PostgreSQL (AWS RDS) - Scale up

Hi, actually we have temporal.io running on AWS RDS PostgreSQL 13.7, and we are fronting some bottlenecks with history_node table elevating our CPU cost drastically.

If possible, can you guys give me some insights to solve this problem?

Below we have some metrics collected at high load time.

SELECT’s: 6345/min
INSERT’s: 15685/min
DELETE’s: 758/min (14589 rows/min)

Observation: Our project are going to add many times this workload.

Row Octet Size

MIN: 246 (246 B)
AVG: 5613 (5.48 KB)
MAX: 73538 (71.81 KB)

We notice that is generating too much toast data.

If we isolate this inserts event type at AWS performance insight, we can find these values.

LWLock:WALWrite: 58%
IO:WALSync: 24%
CPU: 9%
Client:ClientRead: 9%

Can you guys help me to remove that bottleneck and scale up temporal application?

1 Like

Can you show your persistence requests:

sum by (operation) (rate(persistence_requests[1m]))

and check for “UpdateWorkflowExecution” operation.

Also can you share the DB instance type, the number of CPUs, and memory size set for your db?

Hi, @tihomir.
Thank you for your answer.

Now my instance is an AWS RDS m5.2xlarge with 8 vCPU and 32 GB of RAM.

Bellow I have a print showing persistence_requests by operation.

Bellow we have a print exclusive of UpdateWorkflowExecution.

Hello @natan.araujo, I’m seeing something similar using the same RDS Postgres, did you managed to find the bottleneck ?

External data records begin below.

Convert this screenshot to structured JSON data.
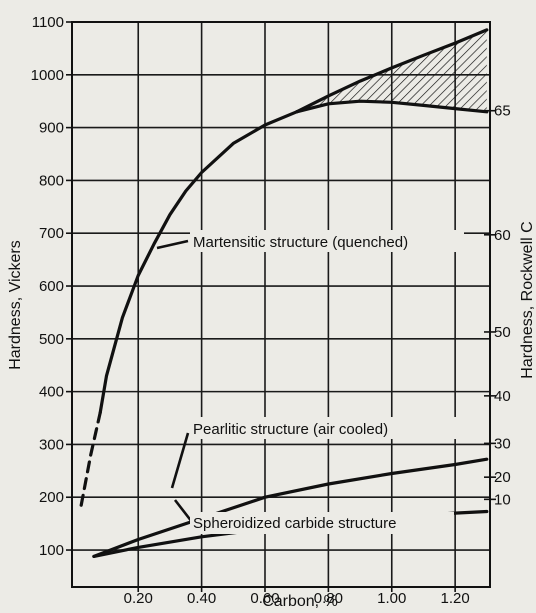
{
  "chart_data": {
    "type": "line",
    "xlabel": "Carbon, %",
    "ylabel_left": "Hardness, Vickers",
    "ylabel_right": "Hardness, Rockwell C",
    "xlim": [
      0,
      1.3
    ],
    "ylim": [
      0,
      1100
    ],
    "grid": true,
    "x_ticks": [
      "0.20",
      "0.40",
      "0.60",
      "0.80",
      "1.00",
      "1.20"
    ],
    "x_tick_values": [
      0.2,
      0.4,
      0.6,
      0.8,
      1.0,
      1.2
    ],
    "y_ticks": [
      "100",
      "200",
      "300",
      "400",
      "500",
      "600",
      "700",
      "800",
      "900",
      "1000",
      "1100"
    ],
    "y_tick_values": [
      100,
      200,
      300,
      400,
      500,
      600,
      700,
      800,
      900,
      1000,
      1100
    ],
    "rockwell_ticks": [
      {
        "label": "65",
        "hv": 932
      },
      {
        "label": "60",
        "hv": 697
      },
      {
        "label": "50",
        "hv": 513
      },
      {
        "label": "40",
        "hv": 392
      },
      {
        "label": "30",
        "hv": 302
      },
      {
        "label": "20",
        "hv": 238
      },
      {
        "label": "10",
        "hv": 196
      }
    ],
    "series": [
      {
        "name": "Martensitic structure (quenched)",
        "dashed_segment": {
          "x": [
            0.02,
            0.05,
            0.08
          ],
          "y": [
            185,
            280,
            360
          ]
        },
        "x": [
          0.08,
          0.1,
          0.15,
          0.2,
          0.25,
          0.3,
          0.35,
          0.4,
          0.5,
          0.6,
          0.7
        ],
        "y": [
          360,
          430,
          540,
          620,
          680,
          735,
          780,
          815,
          870,
          905,
          930
        ],
        "upper_branch": {
          "x": [
            0.7,
            0.8,
            0.9,
            1.0,
            1.1,
            1.2,
            1.3
          ],
          "y": [
            930,
            960,
            988,
            1013,
            1037,
            1060,
            1085
          ]
        },
        "lower_branch": {
          "x": [
            0.7,
            0.8,
            0.9,
            1.0,
            1.1,
            1.2,
            1.3
          ],
          "y": [
            930,
            945,
            950,
            948,
            942,
            936,
            930
          ]
        }
      },
      {
        "name": "Pearlitic structure (air cooled)",
        "x": [
          0.06,
          0.2,
          0.4,
          0.6,
          0.8,
          1.0,
          1.2,
          1.3
        ],
        "y": [
          88,
          120,
          160,
          200,
          225,
          245,
          262,
          272
        ]
      },
      {
        "name": "Spheroidized carbide structure",
        "x": [
          0.06,
          0.2,
          0.4,
          0.6,
          0.8,
          1.0,
          1.2,
          1.3
        ],
        "y": [
          88,
          105,
          125,
          140,
          152,
          162,
          170,
          173
        ]
      }
    ],
    "annotations": [
      "Martensitic structure (quenched)",
      "Pearlitic structure (air cooled)",
      "Spheroidized carbide structure"
    ]
  }
}
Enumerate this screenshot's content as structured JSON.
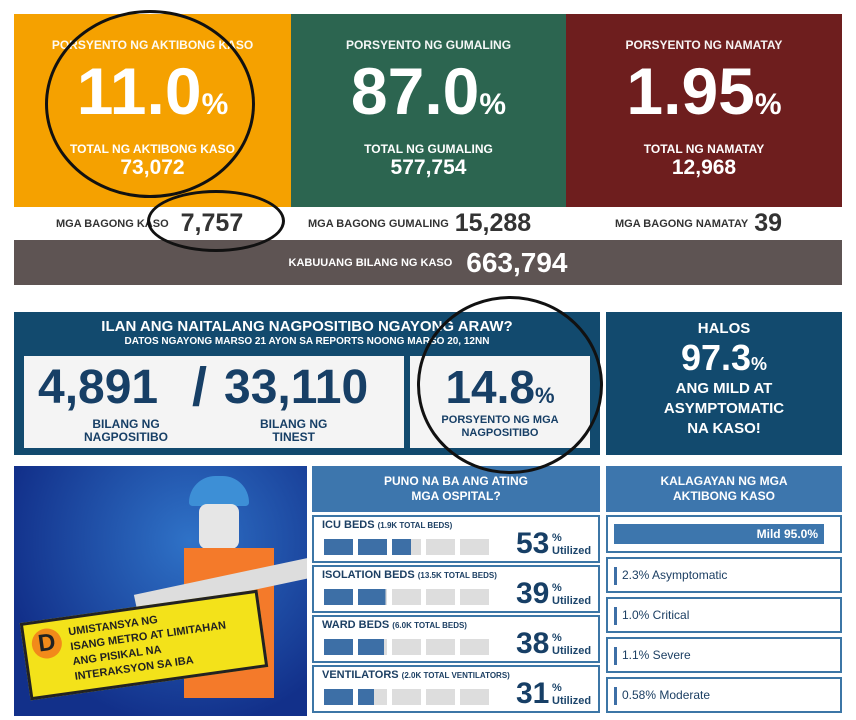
{
  "active": {
    "label": "PORSYENTO NG AKTIBONG KASO",
    "percent": "11.0",
    "pct_sign": "%",
    "total_label": "TOTAL NG AKTIBONG KASO",
    "total": "73,072",
    "new_label": "MGA BAGONG KASO",
    "new": "7,757",
    "color": "#f5a100"
  },
  "recovered": {
    "label": "PORSYENTO NG GUMALING",
    "percent": "87.0",
    "pct_sign": "%",
    "total_label": "TOTAL NG GUMALING",
    "total": "577,754",
    "new_label": "MGA BAGONG GUMALING",
    "new": "15,288",
    "color": "#2c6550"
  },
  "deaths": {
    "label": "PORSYENTO NG NAMATAY",
    "percent": "1.95",
    "pct_sign": "%",
    "total_label": "TOTAL NG NAMATAY",
    "total": "12,968",
    "new_label": "MGA BAGONG NAMATAY",
    "new": "39",
    "color": "#6e1e1e"
  },
  "total": {
    "label": "KABUUANG BILANG NG KASO",
    "value": "663,794"
  },
  "testing": {
    "title": "ILAN ANG NAITALANG NAGPOSITIBO NGAYONG ARAW?",
    "subtitle": "DATOS NGAYONG MARSO 21 AYON SA REPORTS NOONG MARSO 20, 12NN",
    "positive": "4,891",
    "positive_label1": "BILANG NG",
    "positive_label2": "NAGPOSITIBO",
    "slash": "/",
    "tested": "33,110",
    "tested_label1": "BILANG NG",
    "tested_label2": "TINEST",
    "rate": "14.8",
    "rate_sign": "%",
    "rate_label1": "PORSYENTO NG MGA",
    "rate_label2": "NAGPOSITIBO"
  },
  "mild": {
    "l1": "HALOS",
    "value": "97.3",
    "sign": "%",
    "l2": "ANG MILD AT",
    "l3": "ASYMPTOMATIC",
    "l4": "NA KASO!"
  },
  "poster": {
    "l1": "UMISTANSYA NG",
    "l2": "ISANG METRO AT LIMITAHAN",
    "l3": "ANG PISIKAL NA",
    "l4": "INTERAKSYON SA IBA",
    "initial": "D"
  },
  "hospital": {
    "title1": "PUNO NA BA ANG ATING",
    "title2": "MGA OSPITAL?",
    "pct_sign": "%",
    "utilized": "Utilized",
    "items": [
      {
        "name": "ICU BEDS",
        "detail": "(1.9K TOTAL BEDS)",
        "value": "53",
        "fraction": 0.53
      },
      {
        "name": "ISOLATION BEDS",
        "detail": "(13.5K TOTAL BEDS)",
        "value": "39",
        "fraction": 0.39
      },
      {
        "name": "WARD BEDS",
        "detail": "(6.0K TOTAL BEDS)",
        "value": "38",
        "fraction": 0.38
      },
      {
        "name": "VENTILATORS",
        "detail": "(2.0K TOTAL VENTILATORS)",
        "value": "31",
        "fraction": 0.31
      }
    ]
  },
  "status": {
    "title1": "KALAGAYAN NG MGA",
    "title2": "AKTIBONG KASO",
    "mild": "Mild 95.0%",
    "items": [
      "2.3% Asymptomatic",
      "1.0% Critical",
      "1.1% Severe",
      "0.58% Moderate"
    ]
  }
}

In my case, sometimes, we have more than 40KB per line in history_node, so PostgreSQL uses toast to store data and this is bad on some scenarios.

After 2000B PostgreSQL writes data to toast and compress it.

Cons:
Every time pg have to write full page at wal log even if tuple it is not related chunk.
In my comprehension, if you have a page with 2 chunks of id1 and 2 chunks of id2, and you updated only id1, pg will write id2 chunks at wal log too and because of that generates to much IOWAL WRITE and WALWRITE LOCK.
Cant read data without decompress, even partially (I’m at pg13 and can’t).

Hey @natan.araujo did you find any solution to this?

Even I see this issue. The pattern I see between problematic and non-problematic clusters in our setup is that the pg_statistic and pg_toast tables have too many dead tuples in the problematic clusters. This doesn’t exist in other clusters.